For healthcare organisations, there is no existing model to reference how the workforce should be arranged and one might view the ‘safe’ option for taking on this new role as transitioning across existing PCT commissioning staff to the new GP commissioning operations. However, PCTs have had mixed experiences at commissioning so simply transitioning the same team may not deliver the improvements in healthcare or value for money required.
This is the opportunity for your GP commissioning consortium to create the right workforce that will underpin a successful, and potentially different, commissioning function.
'What capabilities does our GP commissioning consortium need?'
As a GP commissioning consortium, you need to ask ‘What capabilities do we need?’ To execute GP commissioning successfully requires not just new systems and processes but also a new approach to developing the right organisational cultures and workforce capabilities – and these will be different from those already in place within the PCT.
'Where do we get our commissioning capabilities from?'
Once you know what your GP commissioning consortium will look like, the next question is ‘where do we get our capabilities from?’ The options are to build commissioning capabilities, buy them or rent them – and the three are not mutually exclusive. You can mix and match to build the commissioning organisation that meets the needs defined:
- ‘Build them’ by training existing staff from within your combined practice teams, offering new avenues of career development to your staff. Ideally, the core capabilities for your consortium should come from within.
- ‘Buy them’ by employing skilled staff from outside the immediate health environment who will bring new ideas and imagination to the team. This is particularly the case where you are seeking specialist skills, (e.g. legal expertise) that do not exist in-house or are not needed year round.
- ‘Rent them’ by outsourcing some of the commissioning service to a third-party provider. In our view, this option should only be used when you cannot build or buy capabilities.
‘How do we develop a collaborative culture to ensure effective commissioning?’
The role that GPs will play in commissioning and the range of roles that the consortium will to accommodate will have a significant impact upon the prevailing culture. So with the team in place, you should then ask, ‘How do we develop the collaborative culture to ensure effective commissioning?’

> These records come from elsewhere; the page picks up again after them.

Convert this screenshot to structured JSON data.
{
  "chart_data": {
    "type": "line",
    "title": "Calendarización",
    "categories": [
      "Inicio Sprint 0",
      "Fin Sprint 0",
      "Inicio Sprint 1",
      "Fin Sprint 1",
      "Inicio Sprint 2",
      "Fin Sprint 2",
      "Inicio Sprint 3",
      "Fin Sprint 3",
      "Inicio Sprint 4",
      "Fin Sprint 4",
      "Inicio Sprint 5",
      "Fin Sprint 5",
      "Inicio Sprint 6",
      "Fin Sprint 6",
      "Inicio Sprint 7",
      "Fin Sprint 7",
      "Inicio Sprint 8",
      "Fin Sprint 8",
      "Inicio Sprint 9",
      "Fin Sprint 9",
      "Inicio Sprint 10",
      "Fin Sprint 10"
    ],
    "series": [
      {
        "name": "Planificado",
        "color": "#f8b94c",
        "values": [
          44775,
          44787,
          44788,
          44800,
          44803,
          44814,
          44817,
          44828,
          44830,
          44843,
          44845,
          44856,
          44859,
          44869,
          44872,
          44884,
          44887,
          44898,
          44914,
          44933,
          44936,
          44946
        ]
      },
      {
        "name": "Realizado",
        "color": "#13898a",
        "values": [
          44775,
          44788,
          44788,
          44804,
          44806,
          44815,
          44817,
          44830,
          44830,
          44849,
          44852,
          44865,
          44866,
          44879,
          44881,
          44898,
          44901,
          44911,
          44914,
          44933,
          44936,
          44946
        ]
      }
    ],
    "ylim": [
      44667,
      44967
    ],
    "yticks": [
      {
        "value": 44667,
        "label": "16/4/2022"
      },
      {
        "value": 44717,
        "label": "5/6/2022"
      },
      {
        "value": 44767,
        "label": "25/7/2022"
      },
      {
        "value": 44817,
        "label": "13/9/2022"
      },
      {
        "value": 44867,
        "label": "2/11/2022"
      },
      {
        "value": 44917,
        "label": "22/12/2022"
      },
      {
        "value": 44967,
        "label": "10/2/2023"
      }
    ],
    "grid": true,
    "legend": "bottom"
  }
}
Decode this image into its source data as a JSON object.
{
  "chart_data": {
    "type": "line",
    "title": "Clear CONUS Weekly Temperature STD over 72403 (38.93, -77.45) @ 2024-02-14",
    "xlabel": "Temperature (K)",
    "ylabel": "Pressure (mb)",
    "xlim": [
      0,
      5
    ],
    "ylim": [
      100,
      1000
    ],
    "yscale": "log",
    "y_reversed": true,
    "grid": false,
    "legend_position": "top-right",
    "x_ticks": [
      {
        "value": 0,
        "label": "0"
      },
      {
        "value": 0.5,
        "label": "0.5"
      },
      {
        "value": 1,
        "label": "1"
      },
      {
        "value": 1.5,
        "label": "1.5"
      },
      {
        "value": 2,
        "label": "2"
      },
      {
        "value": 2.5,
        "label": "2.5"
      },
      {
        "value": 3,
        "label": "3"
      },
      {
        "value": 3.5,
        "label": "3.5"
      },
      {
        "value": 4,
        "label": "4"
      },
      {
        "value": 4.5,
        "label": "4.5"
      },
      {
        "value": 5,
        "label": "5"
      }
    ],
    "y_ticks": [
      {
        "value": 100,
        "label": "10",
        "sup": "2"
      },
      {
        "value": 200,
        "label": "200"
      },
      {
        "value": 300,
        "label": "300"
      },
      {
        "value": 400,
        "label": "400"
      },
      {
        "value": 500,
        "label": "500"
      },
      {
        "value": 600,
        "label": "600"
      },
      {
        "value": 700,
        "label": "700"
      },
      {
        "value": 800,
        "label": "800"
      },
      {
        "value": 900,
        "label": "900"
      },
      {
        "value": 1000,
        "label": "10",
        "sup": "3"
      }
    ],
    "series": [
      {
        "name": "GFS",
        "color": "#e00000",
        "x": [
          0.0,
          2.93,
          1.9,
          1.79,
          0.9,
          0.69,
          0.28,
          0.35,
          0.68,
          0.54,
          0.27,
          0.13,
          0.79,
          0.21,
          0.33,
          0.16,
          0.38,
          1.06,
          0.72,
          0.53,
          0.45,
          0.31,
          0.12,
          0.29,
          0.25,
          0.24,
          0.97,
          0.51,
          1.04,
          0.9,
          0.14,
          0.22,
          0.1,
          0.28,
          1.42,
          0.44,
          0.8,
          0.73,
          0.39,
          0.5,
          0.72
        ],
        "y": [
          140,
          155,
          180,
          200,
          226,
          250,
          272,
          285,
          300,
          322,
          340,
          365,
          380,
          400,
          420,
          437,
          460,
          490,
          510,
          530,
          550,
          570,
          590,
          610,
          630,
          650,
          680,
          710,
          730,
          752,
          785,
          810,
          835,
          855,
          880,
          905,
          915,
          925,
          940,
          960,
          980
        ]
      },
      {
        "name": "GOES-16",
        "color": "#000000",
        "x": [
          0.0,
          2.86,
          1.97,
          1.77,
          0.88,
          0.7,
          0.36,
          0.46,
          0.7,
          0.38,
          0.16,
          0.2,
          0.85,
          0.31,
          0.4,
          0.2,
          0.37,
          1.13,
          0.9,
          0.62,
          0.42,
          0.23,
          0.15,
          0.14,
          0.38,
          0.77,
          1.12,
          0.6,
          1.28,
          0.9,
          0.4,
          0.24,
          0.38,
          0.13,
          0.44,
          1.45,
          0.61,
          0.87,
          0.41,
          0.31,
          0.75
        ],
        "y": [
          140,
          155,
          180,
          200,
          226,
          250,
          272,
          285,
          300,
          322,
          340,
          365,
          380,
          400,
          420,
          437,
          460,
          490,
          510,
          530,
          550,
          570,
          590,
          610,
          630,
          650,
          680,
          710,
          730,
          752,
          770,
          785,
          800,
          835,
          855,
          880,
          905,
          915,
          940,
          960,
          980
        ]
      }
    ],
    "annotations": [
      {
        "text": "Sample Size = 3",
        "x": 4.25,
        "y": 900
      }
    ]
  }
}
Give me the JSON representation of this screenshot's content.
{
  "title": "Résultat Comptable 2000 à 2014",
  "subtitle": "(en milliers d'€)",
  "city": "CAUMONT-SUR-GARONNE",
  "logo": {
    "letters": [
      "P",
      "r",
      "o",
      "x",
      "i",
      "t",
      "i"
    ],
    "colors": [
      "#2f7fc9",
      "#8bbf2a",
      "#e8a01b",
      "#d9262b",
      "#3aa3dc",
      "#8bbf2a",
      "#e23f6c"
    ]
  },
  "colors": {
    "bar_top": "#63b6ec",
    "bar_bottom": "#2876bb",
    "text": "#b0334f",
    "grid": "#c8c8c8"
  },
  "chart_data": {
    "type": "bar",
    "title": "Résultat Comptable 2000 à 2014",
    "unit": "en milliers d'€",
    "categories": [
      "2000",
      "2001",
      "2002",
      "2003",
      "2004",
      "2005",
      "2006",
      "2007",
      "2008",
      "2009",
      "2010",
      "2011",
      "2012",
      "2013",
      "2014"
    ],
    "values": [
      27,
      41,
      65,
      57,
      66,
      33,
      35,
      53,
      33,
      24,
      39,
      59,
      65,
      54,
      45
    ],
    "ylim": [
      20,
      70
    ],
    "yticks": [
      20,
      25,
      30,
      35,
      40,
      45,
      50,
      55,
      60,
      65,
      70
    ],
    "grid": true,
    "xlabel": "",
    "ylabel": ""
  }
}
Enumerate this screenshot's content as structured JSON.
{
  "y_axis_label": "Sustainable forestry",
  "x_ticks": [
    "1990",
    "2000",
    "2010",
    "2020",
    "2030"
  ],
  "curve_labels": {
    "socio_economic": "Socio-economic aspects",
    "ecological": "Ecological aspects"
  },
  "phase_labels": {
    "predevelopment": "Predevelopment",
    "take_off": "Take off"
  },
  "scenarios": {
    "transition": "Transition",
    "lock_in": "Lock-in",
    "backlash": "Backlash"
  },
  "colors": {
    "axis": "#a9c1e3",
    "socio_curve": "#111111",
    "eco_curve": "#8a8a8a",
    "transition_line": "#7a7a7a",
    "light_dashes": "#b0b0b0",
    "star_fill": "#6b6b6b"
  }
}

- Leadership development: the relationships between the various parties in the GP commissioning consortium, especially at board level, will be crucial. Leaders should agree early how they will work together and make decisions across the organisation.
- Skills development: this goes beyond the basic skills required to operate the commissioning process. It is about the next stage of development – giving staff the chance to grow and learn how to work effectively as a team.
- Cultural development: adapting the organisation to engage with multiple stakeholders and lead public consultations represents a very different way of working to that found in most GP practices.
The opportunities to deliver a more effective and efficient commissioning system are here for the taking. GP commissioning consortia have the opportunity to be innovative and create the workforce that is right for them.
GP commissioning consortia will need to model, plan for and recruit the right people into the right roles in order to ensure they have the necessary skills to manage the commissioning function.